Gwenhwyfar · 02/09/2021 21:55

@Basilandparsleyandmint

So apologies if this has already been said and dealt with but if the UK Is so terribly criticised for their lack of empathy towards child rearing and general dealing of children in public etc How do others think they do it better ? This is meant as genuine curiosity rather than. Trying to be argumentative but interested Smile
I'm not convinced that others do it better having seen southern European children out in smoke-filled pubs at midnight.
Whereismymind21 · 04/10/2021 21:23

Realise I’m late to the party here but just reading the OP’s posts and wow it really rings true. I’m also a foreigner living in the UK for some time and I worry sometimes that I’m adapting the attitudes towards kids that the OP has spoken about. Whenever I go to my home country, I’m struck by how much more tolerant everyone is of children - mine and in general. Tolerant of them being kids, doing what kids do and not behaving like adults.
I know smoke-filled pubs isn’t a great environment for them, like the previous poster points out, but even that shows an inclusive attitude to children which is very rare here.
I can’t satisfy the genuine curiosity of a previous poster questioning how others ‘do’ it better because attitudes are formed by things like your upbringing and the culture you come from and are born into..not an exhaustive list of what influences attitudes obviously. I don’t think the OP is suggesting people in this country model themselves on those in a different country..I think OP is just curious about how this attitude has come about-I am too.

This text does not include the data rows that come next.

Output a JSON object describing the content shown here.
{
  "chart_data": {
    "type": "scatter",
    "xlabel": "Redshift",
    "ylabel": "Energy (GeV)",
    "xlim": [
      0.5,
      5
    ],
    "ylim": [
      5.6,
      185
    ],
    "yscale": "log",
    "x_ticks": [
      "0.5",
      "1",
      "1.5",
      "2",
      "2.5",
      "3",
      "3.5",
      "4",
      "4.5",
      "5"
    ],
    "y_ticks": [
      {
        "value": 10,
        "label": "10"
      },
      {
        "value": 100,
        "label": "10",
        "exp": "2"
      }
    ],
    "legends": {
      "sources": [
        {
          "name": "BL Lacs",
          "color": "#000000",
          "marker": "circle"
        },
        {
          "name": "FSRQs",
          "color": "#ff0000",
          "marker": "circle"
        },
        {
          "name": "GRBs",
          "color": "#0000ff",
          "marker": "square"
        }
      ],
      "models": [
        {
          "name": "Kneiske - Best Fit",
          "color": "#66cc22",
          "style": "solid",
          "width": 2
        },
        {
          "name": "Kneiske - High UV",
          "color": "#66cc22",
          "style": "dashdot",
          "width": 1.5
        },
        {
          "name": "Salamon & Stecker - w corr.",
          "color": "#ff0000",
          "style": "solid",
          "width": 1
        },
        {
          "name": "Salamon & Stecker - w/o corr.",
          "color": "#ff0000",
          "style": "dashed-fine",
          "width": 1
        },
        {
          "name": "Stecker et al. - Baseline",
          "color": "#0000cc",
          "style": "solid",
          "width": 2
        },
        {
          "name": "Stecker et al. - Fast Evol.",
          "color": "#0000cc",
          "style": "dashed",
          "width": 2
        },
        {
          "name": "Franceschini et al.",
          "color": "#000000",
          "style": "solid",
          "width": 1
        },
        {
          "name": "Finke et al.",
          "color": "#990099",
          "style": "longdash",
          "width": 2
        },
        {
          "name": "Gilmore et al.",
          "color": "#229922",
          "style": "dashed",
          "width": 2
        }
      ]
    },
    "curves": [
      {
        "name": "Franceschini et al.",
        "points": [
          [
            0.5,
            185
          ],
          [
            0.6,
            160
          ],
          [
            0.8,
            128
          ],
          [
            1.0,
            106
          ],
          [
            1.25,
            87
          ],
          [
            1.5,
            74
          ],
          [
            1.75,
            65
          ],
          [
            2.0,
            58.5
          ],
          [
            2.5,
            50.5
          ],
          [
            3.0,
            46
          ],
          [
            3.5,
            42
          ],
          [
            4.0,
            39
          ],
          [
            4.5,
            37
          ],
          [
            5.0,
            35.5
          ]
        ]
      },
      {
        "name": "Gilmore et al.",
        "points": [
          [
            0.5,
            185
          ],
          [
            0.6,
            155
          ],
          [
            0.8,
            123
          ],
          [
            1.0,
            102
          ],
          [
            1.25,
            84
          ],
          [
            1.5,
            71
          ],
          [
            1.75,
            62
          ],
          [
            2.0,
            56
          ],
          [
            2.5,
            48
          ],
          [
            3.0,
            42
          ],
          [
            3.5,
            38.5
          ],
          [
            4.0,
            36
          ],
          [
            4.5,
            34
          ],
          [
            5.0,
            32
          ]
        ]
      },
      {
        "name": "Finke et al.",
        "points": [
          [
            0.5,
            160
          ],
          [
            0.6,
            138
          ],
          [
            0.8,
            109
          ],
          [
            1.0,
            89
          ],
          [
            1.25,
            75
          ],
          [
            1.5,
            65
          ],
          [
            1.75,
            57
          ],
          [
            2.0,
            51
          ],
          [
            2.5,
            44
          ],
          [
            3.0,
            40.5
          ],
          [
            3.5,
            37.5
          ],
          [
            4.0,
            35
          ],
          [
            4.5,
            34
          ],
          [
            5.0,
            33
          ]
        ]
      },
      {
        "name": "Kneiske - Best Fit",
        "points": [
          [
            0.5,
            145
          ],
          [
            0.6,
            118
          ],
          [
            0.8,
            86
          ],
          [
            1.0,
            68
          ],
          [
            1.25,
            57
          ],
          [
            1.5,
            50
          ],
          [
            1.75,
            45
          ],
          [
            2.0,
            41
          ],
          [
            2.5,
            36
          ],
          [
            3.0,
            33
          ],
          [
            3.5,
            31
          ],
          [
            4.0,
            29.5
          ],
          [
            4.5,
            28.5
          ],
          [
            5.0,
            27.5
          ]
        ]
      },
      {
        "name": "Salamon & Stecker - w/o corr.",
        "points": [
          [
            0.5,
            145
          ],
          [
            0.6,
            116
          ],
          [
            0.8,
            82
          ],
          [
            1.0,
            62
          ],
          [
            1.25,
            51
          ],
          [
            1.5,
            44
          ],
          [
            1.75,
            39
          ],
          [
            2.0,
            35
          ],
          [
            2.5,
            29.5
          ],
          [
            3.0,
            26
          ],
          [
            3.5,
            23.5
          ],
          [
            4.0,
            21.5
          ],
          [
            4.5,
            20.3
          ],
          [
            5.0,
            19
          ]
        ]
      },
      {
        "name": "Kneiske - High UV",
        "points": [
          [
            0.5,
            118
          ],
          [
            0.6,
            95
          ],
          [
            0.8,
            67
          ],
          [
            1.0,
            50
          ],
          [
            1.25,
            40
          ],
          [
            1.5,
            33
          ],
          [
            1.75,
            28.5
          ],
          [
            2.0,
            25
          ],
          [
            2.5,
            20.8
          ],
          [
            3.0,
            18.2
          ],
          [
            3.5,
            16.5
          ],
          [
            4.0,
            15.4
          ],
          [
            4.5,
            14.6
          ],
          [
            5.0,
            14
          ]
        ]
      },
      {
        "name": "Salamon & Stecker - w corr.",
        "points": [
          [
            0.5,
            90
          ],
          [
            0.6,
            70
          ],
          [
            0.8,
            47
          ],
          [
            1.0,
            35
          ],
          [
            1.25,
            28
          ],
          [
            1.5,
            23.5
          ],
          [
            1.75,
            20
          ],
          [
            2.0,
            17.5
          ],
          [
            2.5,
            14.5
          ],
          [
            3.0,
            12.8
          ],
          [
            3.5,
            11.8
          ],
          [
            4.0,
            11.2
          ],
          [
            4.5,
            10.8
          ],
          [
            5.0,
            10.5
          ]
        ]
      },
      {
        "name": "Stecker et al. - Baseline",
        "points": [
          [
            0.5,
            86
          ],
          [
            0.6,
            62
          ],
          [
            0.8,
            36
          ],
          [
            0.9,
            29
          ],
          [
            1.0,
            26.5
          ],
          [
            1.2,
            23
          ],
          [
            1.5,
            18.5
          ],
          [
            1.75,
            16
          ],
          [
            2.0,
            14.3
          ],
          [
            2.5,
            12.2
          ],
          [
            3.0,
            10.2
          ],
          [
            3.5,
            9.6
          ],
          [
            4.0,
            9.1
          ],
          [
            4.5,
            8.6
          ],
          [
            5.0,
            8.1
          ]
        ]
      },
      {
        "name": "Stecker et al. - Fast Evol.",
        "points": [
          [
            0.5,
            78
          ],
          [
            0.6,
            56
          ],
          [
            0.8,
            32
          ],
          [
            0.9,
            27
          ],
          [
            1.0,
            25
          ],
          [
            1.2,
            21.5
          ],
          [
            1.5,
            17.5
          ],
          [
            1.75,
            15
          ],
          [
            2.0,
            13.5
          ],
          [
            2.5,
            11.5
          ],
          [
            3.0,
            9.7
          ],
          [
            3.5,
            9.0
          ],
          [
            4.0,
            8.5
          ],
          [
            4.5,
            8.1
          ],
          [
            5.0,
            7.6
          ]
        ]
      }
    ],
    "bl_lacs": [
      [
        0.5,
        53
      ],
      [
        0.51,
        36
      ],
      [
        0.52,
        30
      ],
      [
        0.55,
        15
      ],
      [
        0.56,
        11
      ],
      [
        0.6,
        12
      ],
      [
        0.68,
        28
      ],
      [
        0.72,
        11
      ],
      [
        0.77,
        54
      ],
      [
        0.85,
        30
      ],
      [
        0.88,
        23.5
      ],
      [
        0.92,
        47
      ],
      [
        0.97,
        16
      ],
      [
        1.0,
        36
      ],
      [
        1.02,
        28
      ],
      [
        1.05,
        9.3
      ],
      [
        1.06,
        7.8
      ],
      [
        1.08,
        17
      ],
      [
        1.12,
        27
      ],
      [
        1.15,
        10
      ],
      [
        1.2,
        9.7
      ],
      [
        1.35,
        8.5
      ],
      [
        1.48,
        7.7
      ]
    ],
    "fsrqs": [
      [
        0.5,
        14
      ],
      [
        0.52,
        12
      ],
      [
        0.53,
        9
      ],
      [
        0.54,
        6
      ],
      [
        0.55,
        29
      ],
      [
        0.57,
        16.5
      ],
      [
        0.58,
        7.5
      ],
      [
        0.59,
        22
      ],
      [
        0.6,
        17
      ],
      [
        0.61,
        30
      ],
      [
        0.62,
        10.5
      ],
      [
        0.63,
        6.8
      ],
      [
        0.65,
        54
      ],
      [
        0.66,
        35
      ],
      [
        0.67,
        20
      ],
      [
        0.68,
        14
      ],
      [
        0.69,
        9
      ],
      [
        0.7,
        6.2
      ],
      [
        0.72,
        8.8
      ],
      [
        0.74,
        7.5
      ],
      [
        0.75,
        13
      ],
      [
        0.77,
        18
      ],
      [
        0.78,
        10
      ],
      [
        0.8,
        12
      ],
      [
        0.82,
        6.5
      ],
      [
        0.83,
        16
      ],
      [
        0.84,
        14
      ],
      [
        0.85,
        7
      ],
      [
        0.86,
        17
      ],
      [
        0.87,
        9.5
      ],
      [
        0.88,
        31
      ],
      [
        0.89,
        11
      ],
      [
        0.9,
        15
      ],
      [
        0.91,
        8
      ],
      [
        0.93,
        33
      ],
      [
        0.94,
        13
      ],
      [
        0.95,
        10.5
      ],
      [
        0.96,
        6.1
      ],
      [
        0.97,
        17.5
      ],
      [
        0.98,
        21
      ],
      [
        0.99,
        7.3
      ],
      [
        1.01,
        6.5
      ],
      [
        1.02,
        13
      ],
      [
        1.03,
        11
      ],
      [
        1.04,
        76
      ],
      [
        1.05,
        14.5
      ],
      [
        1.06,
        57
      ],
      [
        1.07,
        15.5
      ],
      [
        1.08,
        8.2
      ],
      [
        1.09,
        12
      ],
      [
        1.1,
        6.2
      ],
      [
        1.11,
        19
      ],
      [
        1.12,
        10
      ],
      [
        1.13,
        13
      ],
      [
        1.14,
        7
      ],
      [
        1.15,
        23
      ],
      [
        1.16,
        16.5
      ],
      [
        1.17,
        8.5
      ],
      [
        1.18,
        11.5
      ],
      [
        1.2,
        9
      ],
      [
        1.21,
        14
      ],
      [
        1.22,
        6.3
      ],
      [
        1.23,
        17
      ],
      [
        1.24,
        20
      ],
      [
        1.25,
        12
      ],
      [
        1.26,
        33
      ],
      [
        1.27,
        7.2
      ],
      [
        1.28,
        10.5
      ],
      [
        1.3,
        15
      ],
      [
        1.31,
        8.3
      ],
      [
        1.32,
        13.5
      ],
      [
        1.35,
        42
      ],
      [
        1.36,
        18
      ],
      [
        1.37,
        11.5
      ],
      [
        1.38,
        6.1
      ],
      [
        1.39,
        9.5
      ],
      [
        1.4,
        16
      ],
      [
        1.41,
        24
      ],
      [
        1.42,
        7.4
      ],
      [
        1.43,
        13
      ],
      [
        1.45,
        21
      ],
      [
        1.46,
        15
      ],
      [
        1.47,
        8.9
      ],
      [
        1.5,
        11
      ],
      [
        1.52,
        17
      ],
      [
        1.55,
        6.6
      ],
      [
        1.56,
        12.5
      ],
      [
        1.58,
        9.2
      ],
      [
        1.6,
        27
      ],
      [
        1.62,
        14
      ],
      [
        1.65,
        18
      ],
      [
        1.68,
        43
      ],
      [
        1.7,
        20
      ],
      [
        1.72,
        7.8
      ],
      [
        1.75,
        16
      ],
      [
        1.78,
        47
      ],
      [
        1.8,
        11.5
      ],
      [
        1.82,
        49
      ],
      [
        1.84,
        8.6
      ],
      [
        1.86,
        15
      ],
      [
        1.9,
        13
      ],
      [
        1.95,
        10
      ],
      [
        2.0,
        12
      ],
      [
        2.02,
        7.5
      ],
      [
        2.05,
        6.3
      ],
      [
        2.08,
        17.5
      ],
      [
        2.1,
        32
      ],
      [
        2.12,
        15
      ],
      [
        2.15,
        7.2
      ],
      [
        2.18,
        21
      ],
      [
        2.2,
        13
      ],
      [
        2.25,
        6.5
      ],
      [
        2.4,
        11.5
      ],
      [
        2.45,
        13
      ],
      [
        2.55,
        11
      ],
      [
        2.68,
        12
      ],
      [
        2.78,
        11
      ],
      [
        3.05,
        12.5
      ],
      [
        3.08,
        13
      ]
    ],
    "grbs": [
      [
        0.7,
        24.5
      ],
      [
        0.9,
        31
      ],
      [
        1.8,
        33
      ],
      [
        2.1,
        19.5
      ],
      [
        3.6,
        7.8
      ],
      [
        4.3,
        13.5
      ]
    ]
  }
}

GetMeOut22 · 04/10/2021 23:32

I live abroad now and am constantly surprised by how many babies and children I see in restaurants here vs the UK. I very very rarely saw someone with a child in a nice restaurant in the UK whereas here couples come with babies and young children for dinner all the time (and we're not talking child friendly chain restaurants at lunch, we're talking $300 dinner after 7pm). No one bats and eyelid other than me and DP, it's so noticeable after having lived in the UK so long.

lockdownmadnessdotcom · 05/10/2021 10:25

One thing I noticed when I lived in Germany was that their kids were more self-reliant - eg taking themselves to schools. And the really noticeable thing was that if a small child fell over they just picked themselves up and carried on, whereas a child in the UK would nearly always start screaming.

But I don't think they were any more tolerant of noisy kids in restaurants than we would be in the UK. Kids are fine. Adults are fine. Noisy inconsiderate people are not.